The Black Hole of Marriage
My wife and I will be celebrating our 2 year anniversary in October. The last two years have found us discussing, exploring, and analyzing marriage, both as a concept and our own experience. We have attended 2 marriage conferences, participated in a couple’s dinner at our church, read numerous books on the topic, and I have even had the privilege of officiating one wedding ceremony with another coming in the near future. We have learned much.
One thing we have noticed is that much of the literature discussing marriage tends to focus on improving interpersonal dynamics. They seek to answer questions such as, “How do you deal with conflict when it arises?” “What are skills for fostering healthy communication?” “How can you increase emotional/spiritual/physical intimacy?” “What is my spouse’s primary love language?” “How do I be a better husband/wife?” The reasoning behind this impulse is usually stated as such – “Marriage is a reflection of God’s love for the church. A healthy marriage that showcases a strong, covenant love is the best way to reflect God’s love to this broken world.” In other words, God wants healthy marriages. Addressing interpersonal issues can make one’s relationship stronger and healthier. God, then, wants married couples to focus on their relational issues.

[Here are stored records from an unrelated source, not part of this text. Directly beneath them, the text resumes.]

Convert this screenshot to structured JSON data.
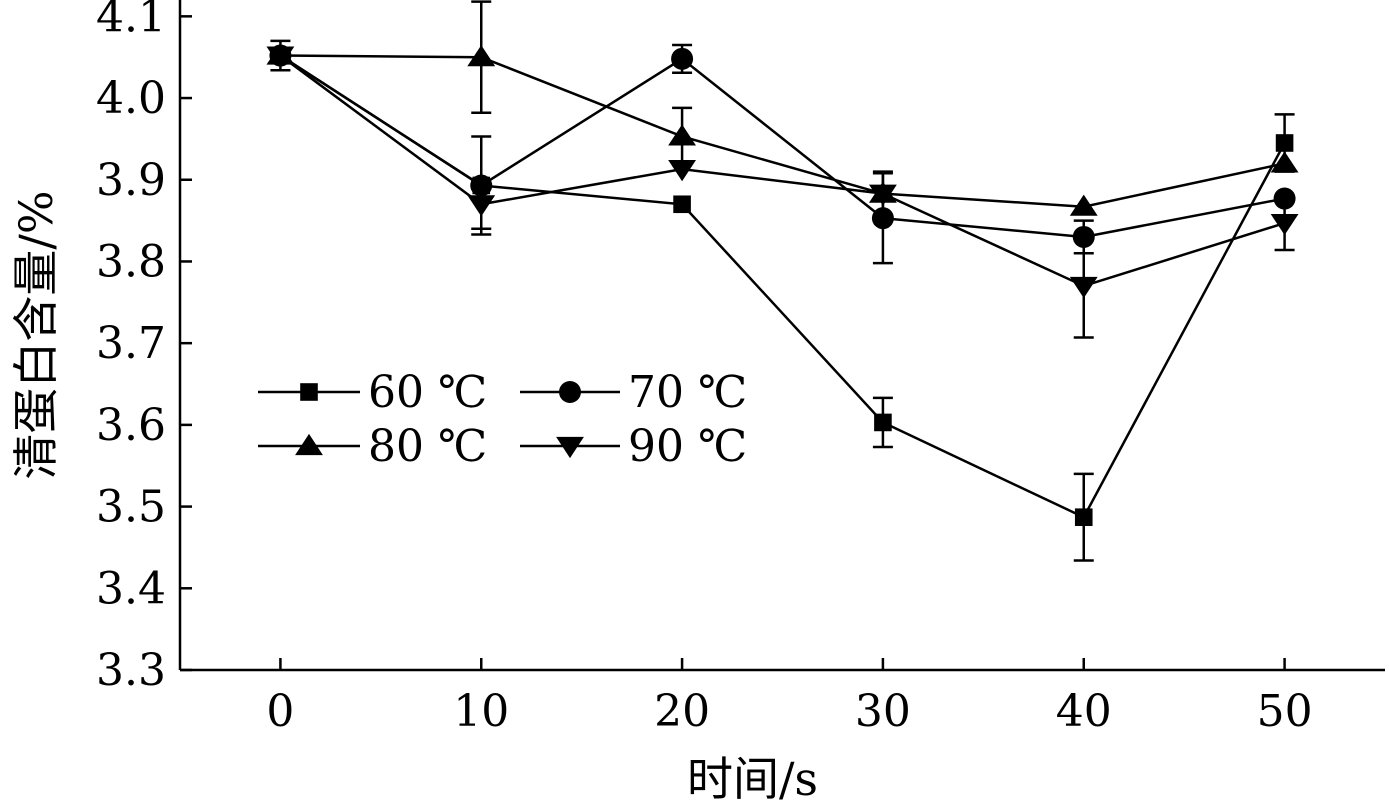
{
  "chart_data": {
    "type": "line",
    "xlabel": "时间/s",
    "ylabel": "清蛋白含量/%",
    "x": [
      0,
      10,
      20,
      30,
      40,
      50
    ],
    "xticks": [
      "0",
      "10",
      "20",
      "30",
      "40",
      "50"
    ],
    "yticks": [
      "3.3",
      "3.4",
      "3.5",
      "3.6",
      "3.7",
      "3.8",
      "3.9",
      "4.0",
      "4.1"
    ],
    "xlim": [
      -5,
      55
    ],
    "ylim": [
      3.3,
      4.12
    ],
    "grid": false,
    "legend_position": "center-left",
    "color": "#000000",
    "series": [
      {
        "name": "60 ℃",
        "marker": "square",
        "values": [
          4.052,
          3.893,
          3.87,
          3.603,
          3.487,
          3.945
        ],
        "errors": [
          0.018,
          0.06,
          0,
          0.03,
          0.053,
          0.035
        ]
      },
      {
        "name": "70 ℃",
        "marker": "circle",
        "values": [
          4.052,
          3.893,
          4.048,
          3.853,
          3.83,
          3.877
        ],
        "errors": [
          0,
          0,
          0.017,
          0.055,
          0.02,
          0
        ]
      },
      {
        "name": "80 ℃",
        "marker": "triangle-up",
        "values": [
          4.052,
          4.05,
          3.953,
          3.883,
          3.867,
          3.92
        ],
        "errors": [
          0,
          0.068,
          0.035,
          0.027,
          0,
          0
        ]
      },
      {
        "name": "90 ℃",
        "marker": "triangle-down",
        "values": [
          4.052,
          3.87,
          3.913,
          3.883,
          3.77,
          3.847
        ],
        "errors": [
          0,
          0.03,
          0,
          0,
          0.063,
          0.033
        ]
      }
    ]
  }
}
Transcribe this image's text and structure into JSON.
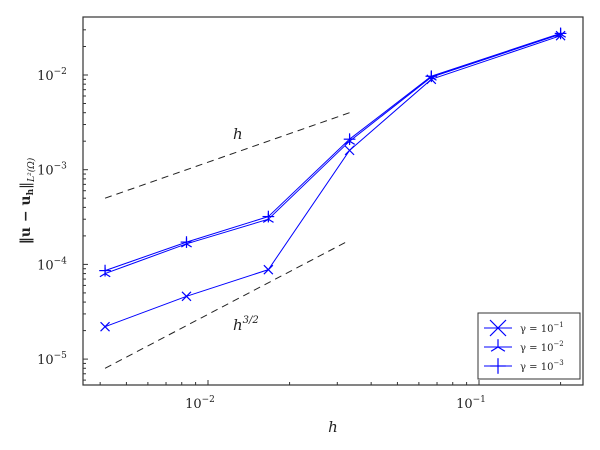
{
  "chart_data": {
    "type": "line",
    "title": "",
    "xlabel": "h",
    "ylabel": "||u - u_h||_{L^2(Ω)}",
    "xscale": "log",
    "yscale": "log",
    "xlim": [
      0.0032,
      0.27
    ],
    "ylim": [
      5.5e-06,
      0.042
    ],
    "x_ticks": [
      {
        "value": 0.01,
        "base": "10",
        "exp": "−2"
      },
      {
        "value": 0.1,
        "base": "10",
        "exp": "−1"
      }
    ],
    "y_ticks": [
      {
        "value": 1e-05,
        "base": "10",
        "exp": "−5"
      },
      {
        "value": 0.0001,
        "base": "10",
        "exp": "−4"
      },
      {
        "value": 0.001,
        "base": "10",
        "exp": "−3"
      },
      {
        "value": 0.01,
        "base": "10",
        "exp": "−2"
      }
    ],
    "grid": false,
    "legend_position": "lower right",
    "x": [
      0.00417,
      0.00833,
      0.0167,
      0.0333,
      0.0667,
      0.2
    ],
    "series": [
      {
        "name": "γ = 10^{-1}",
        "label_base": "γ = 10",
        "label_exp": "−1",
        "marker": "x",
        "color": "#0000ff",
        "values": [
          2.2e-05,
          4.6e-05,
          8.8e-05,
          0.0016,
          0.009,
          0.026
        ]
      },
      {
        "name": "γ = 10^{-2}",
        "label_base": "γ = 10",
        "label_exp": "−2",
        "marker": "2",
        "color": "#0000ff",
        "values": [
          8e-05,
          0.000165,
          0.0003,
          0.002,
          0.0095,
          0.027
        ]
      },
      {
        "name": "γ = 10^{-3}",
        "label_base": "γ = 10",
        "label_exp": "−3",
        "marker": "+",
        "color": "#0000ff",
        "values": [
          8.6e-05,
          0.000172,
          0.00032,
          0.0021,
          0.0097,
          0.0275
        ]
      }
    ],
    "reference_lines": [
      {
        "label": "h",
        "style": "dashed",
        "color": "#000000",
        "x": [
          0.00417,
          0.0333
        ],
        "y": [
          0.0005,
          0.004
        ]
      },
      {
        "label": "h^{3/2}",
        "style": "dashed",
        "color": "#000000",
        "x": [
          0.00417,
          0.0333
        ],
        "y": [
          8e-06,
          0.00018
        ]
      }
    ],
    "annotations": [
      {
        "text": "h",
        "x": 0.0125,
        "y": 0.0022
      },
      {
        "text": "h^{3/2}",
        "x": 0.0125,
        "y": 1.9e-05
      }
    ]
  },
  "labels": {
    "xlabel": "h",
    "ylabel_main": "‖u − u",
    "ylabel_sub_h": "h",
    "ylabel_close": "‖",
    "ylabel_norm": "L²(Ω)",
    "annot_h": "h",
    "annot_h32_base": "h",
    "annot_h32_exp": "3/2"
  }
}
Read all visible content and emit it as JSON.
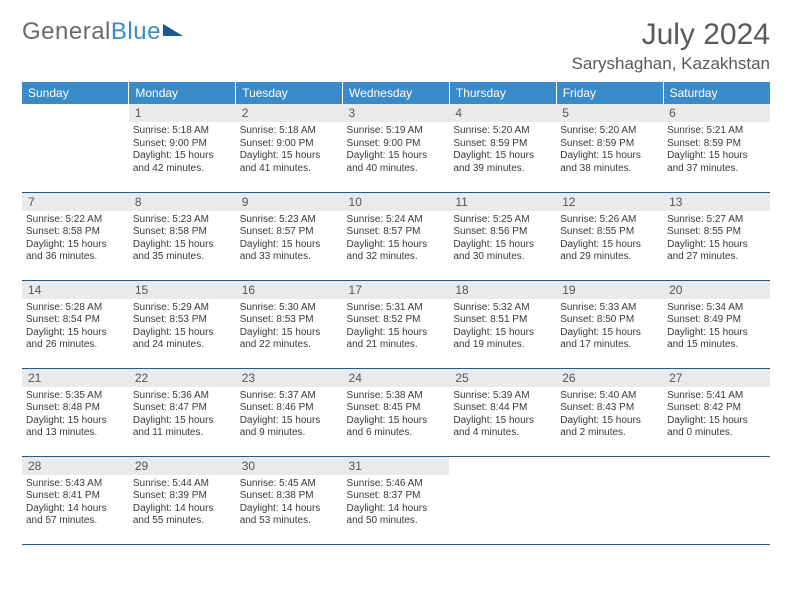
{
  "brand": {
    "part1": "General",
    "part2": "Blue"
  },
  "title": "July 2024",
  "location": "Saryshaghan, Kazakhstan",
  "colors": {
    "header_bg": "#3b8bc9",
    "header_text": "#ffffff",
    "daynum_bg": "#e9eaeb",
    "row_border": "#2a5a80",
    "body_text": "#3a3a3a",
    "title_text": "#5a5a5a"
  },
  "typography": {
    "title_fontsize": 30,
    "location_fontsize": 17,
    "dayheader_fontsize": 12,
    "daynum_fontsize": 12,
    "body_fontsize": 10
  },
  "weekdays": [
    "Sunday",
    "Monday",
    "Tuesday",
    "Wednesday",
    "Thursday",
    "Friday",
    "Saturday"
  ],
  "labels": {
    "sunrise": "Sunrise:",
    "sunset": "Sunset:",
    "daylight": "Daylight:"
  },
  "layout": {
    "first_weekday_index": 1,
    "days_in_month": 31
  },
  "days": [
    {
      "n": 1,
      "sunrise": "5:18 AM",
      "sunset": "9:00 PM",
      "daylight": "15 hours and 42 minutes."
    },
    {
      "n": 2,
      "sunrise": "5:18 AM",
      "sunset": "9:00 PM",
      "daylight": "15 hours and 41 minutes."
    },
    {
      "n": 3,
      "sunrise": "5:19 AM",
      "sunset": "9:00 PM",
      "daylight": "15 hours and 40 minutes."
    },
    {
      "n": 4,
      "sunrise": "5:20 AM",
      "sunset": "8:59 PM",
      "daylight": "15 hours and 39 minutes."
    },
    {
      "n": 5,
      "sunrise": "5:20 AM",
      "sunset": "8:59 PM",
      "daylight": "15 hours and 38 minutes."
    },
    {
      "n": 6,
      "sunrise": "5:21 AM",
      "sunset": "8:59 PM",
      "daylight": "15 hours and 37 minutes."
    },
    {
      "n": 7,
      "sunrise": "5:22 AM",
      "sunset": "8:58 PM",
      "daylight": "15 hours and 36 minutes."
    },
    {
      "n": 8,
      "sunrise": "5:23 AM",
      "sunset": "8:58 PM",
      "daylight": "15 hours and 35 minutes."
    },
    {
      "n": 9,
      "sunrise": "5:23 AM",
      "sunset": "8:57 PM",
      "daylight": "15 hours and 33 minutes."
    },
    {
      "n": 10,
      "sunrise": "5:24 AM",
      "sunset": "8:57 PM",
      "daylight": "15 hours and 32 minutes."
    },
    {
      "n": 11,
      "sunrise": "5:25 AM",
      "sunset": "8:56 PM",
      "daylight": "15 hours and 30 minutes."
    },
    {
      "n": 12,
      "sunrise": "5:26 AM",
      "sunset": "8:55 PM",
      "daylight": "15 hours and 29 minutes."
    },
    {
      "n": 13,
      "sunrise": "5:27 AM",
      "sunset": "8:55 PM",
      "daylight": "15 hours and 27 minutes."
    },
    {
      "n": 14,
      "sunrise": "5:28 AM",
      "sunset": "8:54 PM",
      "daylight": "15 hours and 26 minutes."
    },
    {
      "n": 15,
      "sunrise": "5:29 AM",
      "sunset": "8:53 PM",
      "daylight": "15 hours and 24 minutes."
    },
    {
      "n": 16,
      "sunrise": "5:30 AM",
      "sunset": "8:53 PM",
      "daylight": "15 hours and 22 minutes."
    },
    {
      "n": 17,
      "sunrise": "5:31 AM",
      "sunset": "8:52 PM",
      "daylight": "15 hours and 21 minutes."
    },
    {
      "n": 18,
      "sunrise": "5:32 AM",
      "sunset": "8:51 PM",
      "daylight": "15 hours and 19 minutes."
    },
    {
      "n": 19,
      "sunrise": "5:33 AM",
      "sunset": "8:50 PM",
      "daylight": "15 hours and 17 minutes."
    },
    {
      "n": 20,
      "sunrise": "5:34 AM",
      "sunset": "8:49 PM",
      "daylight": "15 hours and 15 minutes."
    },
    {
      "n": 21,
      "sunrise": "5:35 AM",
      "sunset": "8:48 PM",
      "daylight": "15 hours and 13 minutes."
    },
    {
      "n": 22,
      "sunrise": "5:36 AM",
      "sunset": "8:47 PM",
      "daylight": "15 hours and 11 minutes."
    },
    {
      "n": 23,
      "sunrise": "5:37 AM",
      "sunset": "8:46 PM",
      "daylight": "15 hours and 9 minutes."
    },
    {
      "n": 24,
      "sunrise": "5:38 AM",
      "sunset": "8:45 PM",
      "daylight": "15 hours and 6 minutes."
    },
    {
      "n": 25,
      "sunrise": "5:39 AM",
      "sunset": "8:44 PM",
      "daylight": "15 hours and 4 minutes."
    },
    {
      "n": 26,
      "sunrise": "5:40 AM",
      "sunset": "8:43 PM",
      "daylight": "15 hours and 2 minutes."
    },
    {
      "n": 27,
      "sunrise": "5:41 AM",
      "sunset": "8:42 PM",
      "daylight": "15 hours and 0 minutes."
    },
    {
      "n": 28,
      "sunrise": "5:43 AM",
      "sunset": "8:41 PM",
      "daylight": "14 hours and 57 minutes."
    },
    {
      "n": 29,
      "sunrise": "5:44 AM",
      "sunset": "8:39 PM",
      "daylight": "14 hours and 55 minutes."
    },
    {
      "n": 30,
      "sunrise": "5:45 AM",
      "sunset": "8:38 PM",
      "daylight": "14 hours and 53 minutes."
    },
    {
      "n": 31,
      "sunrise": "5:46 AM",
      "sunset": "8:37 PM",
      "daylight": "14 hours and 50 minutes."
    }
  ]
}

As my wife and I have entered into this conversation, we have not disagreed with the above sentiments, but we have recently been convicted that this line of thinking falls short of God’s intention for marriage. We don’t deny that having a healthy relationship is an important component of marriage – we just don’t think it’s the only goal of marriage. It didn’t take long for us to realize that our interpersonal issues were a swirling black hole; the more we got caught up in dealing with our issues, the bigger they seemed to be and the more they seemed to proliferate. They were like rabbits in spring, reproducing faster than we could manage. Was this God’s intention for our marriage, to continuously work out marital issues until we died? Was this our Kingdom calling, to use whatever tips we could find to merely address whatever problem we were facing?
I recently ran across a profound and challenging quote from Stanley Hauerwas and William H. Willimon. They write, “Some marriages today are miserable not because people are not committed to marriage, but because that is their only commitment.”
Maybe the crisis of today’s marriages is not that spouses are mistreating each other; maybe the crisis of marriage in Christendom is that husbands and wives have neglected a sense of mission within their marriage that transcends their relationship. We are not incorporated into Christ’s body so that we can experience a healthy community. We are called to Christ and to each other for the sake of the world, to care for the least of these, to proclaim liberty to the captives and good news to the poor. So too with marriage. Husbands and wives are not united in flesh for their own sake, but for the sake of the world. Which means that marriages must be about more than good communication skills.
In Ephesians 5, Paul asserts that marriage is indeed a mystery that points to Christ’s relationship to his church. Christ has given his church a mission, to live as exiles, faithfully participating in His Kingdom wherever they find themselves. Why would marriage be any different?